"Hardboiled" detective fiction in its more recent guises doesn't do much for me: I find James Ellroy's world grotesquely gory, for example. Hammett's detection fiction glitters darkly, with its exposees of corruption and amorality, but don't mistake the machine-gun dialogue and femmes fatales for some kind of Jessica Rabbit cartoon: the world of fictional city Personville in "Red Harvest" is owned and run by some of the nastiest, most amoral people around. Just because the jugular lacerations and blood spatter aren't lovingly described doesn't mean you don't emerge, at the end, somewhat shellshocked after all the death and destruction, just another baffled civilian, not included in the vicious inner circle of characters that form the book's dark heart.
"Red Harvest" is the full-length outing for his Continental Op ("hero" of many great short stories), the nameless ronin who hires out his fists and his noggin to the Continental Detective Agency, not from any urge to do right, but simply because that's who he is. He's no charming gumshoe: he's brutal, amoral, with more than a passing resemblance to the bad guys he hunts down. He'll pursue the end in hand like a wolf, be what it may: whether providing agency assistance, solving a murder, despatching bad guys, setting them against each other (sounds like a cliche? Hammett did it first and best) or bribing snitches. The Continental Op doesn't care what you or anyone else thinks of him, but he reveals just a little something of himself, and makes a rare mistake, in his involvement with the wonderfully drawn Dinah Brand.

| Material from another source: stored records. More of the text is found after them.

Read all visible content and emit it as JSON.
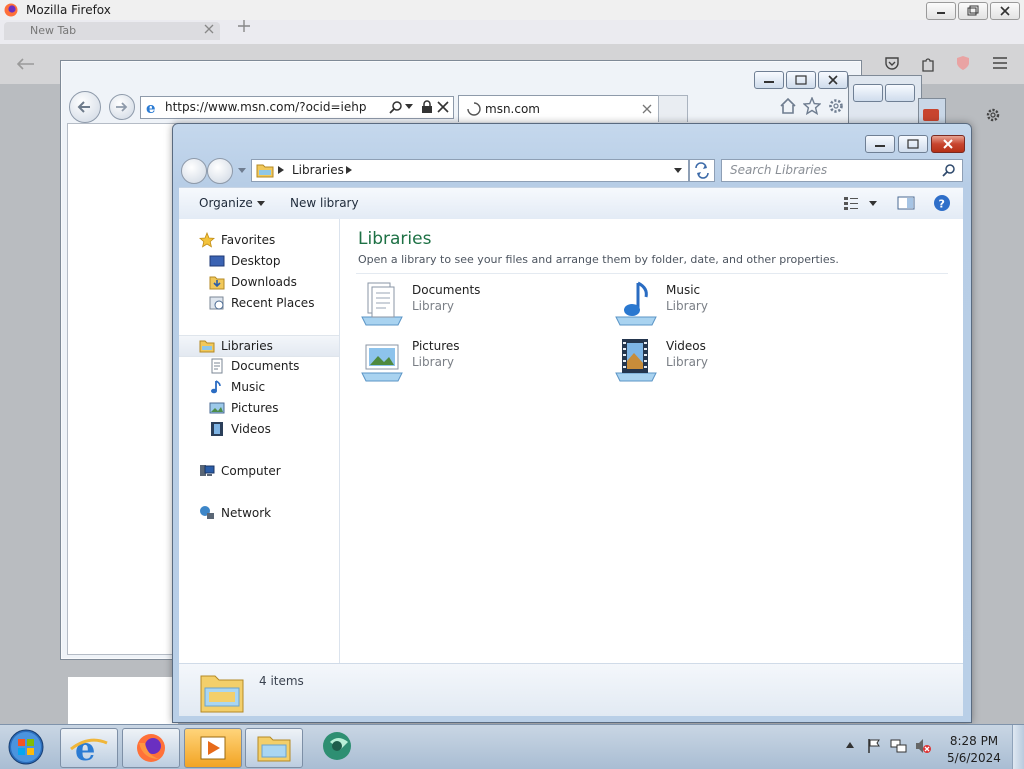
{
  "firefox": {
    "window_title": "Mozilla Firefox",
    "tab_label": "New Tab"
  },
  "ie": {
    "url": "https://www.msn.com/?ocid=iehp",
    "tab_label": "msn.com"
  },
  "explorer": {
    "breadcrumb": "Libraries",
    "search_placeholder": "Search Libraries",
    "toolbar": {
      "organize_label": "Organize",
      "new_library_label": "New library"
    },
    "nav": {
      "favorites": {
        "label": "Favorites",
        "items": [
          {
            "label": "Desktop"
          },
          {
            "label": "Downloads"
          },
          {
            "label": "Recent Places"
          }
        ]
      },
      "libraries": {
        "label": "Libraries",
        "items": [
          {
            "label": "Documents"
          },
          {
            "label": "Music"
          },
          {
            "label": "Pictures"
          },
          {
            "label": "Videos"
          }
        ]
      },
      "computer_label": "Computer",
      "network_label": "Network"
    },
    "main": {
      "heading": "Libraries",
      "description": "Open a library to see your files and arrange them by folder, date, and other properties.",
      "items": [
        {
          "name": "Documents",
          "type": "Library",
          "icon": "documents-library-icon"
        },
        {
          "name": "Music",
          "type": "Library",
          "icon": "music-library-icon"
        },
        {
          "name": "Pictures",
          "type": "Library",
          "icon": "pictures-library-icon"
        },
        {
          "name": "Videos",
          "type": "Library",
          "icon": "videos-library-icon"
        }
      ]
    },
    "status": {
      "item_count": "4 items"
    }
  },
  "taskbar": {
    "time": "8:28 PM",
    "date": "5/6/2024"
  },
  "colors": {
    "heading_green": "#1e7145",
    "explorer_frame": "#b9cfe7",
    "close_red": "#c8452f"
  }
}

Blacklisted, torn apart by TB and a lifetime of boozing, 1940s style, Hammett's career didn't end with a blaze of glory, but his star never fades, because peple keep rediscovering his extraordinary modernist style and enjoying it all over again. Did he know, in the last year of his life, that the great Japanese film director Kurosawa had been inspired by "Red Harvest" for his film "Yojimbo"? The spartan, taciturn world of the samurai and Japanese culture that was emerging to the view of American artists of all types (including Frank Lloyd Wright) in the prewar years must surely have inspired Hammett's writing, only for Hammett's writing in turn to inspire a Japanese filmmaker to make one the great movies of all time.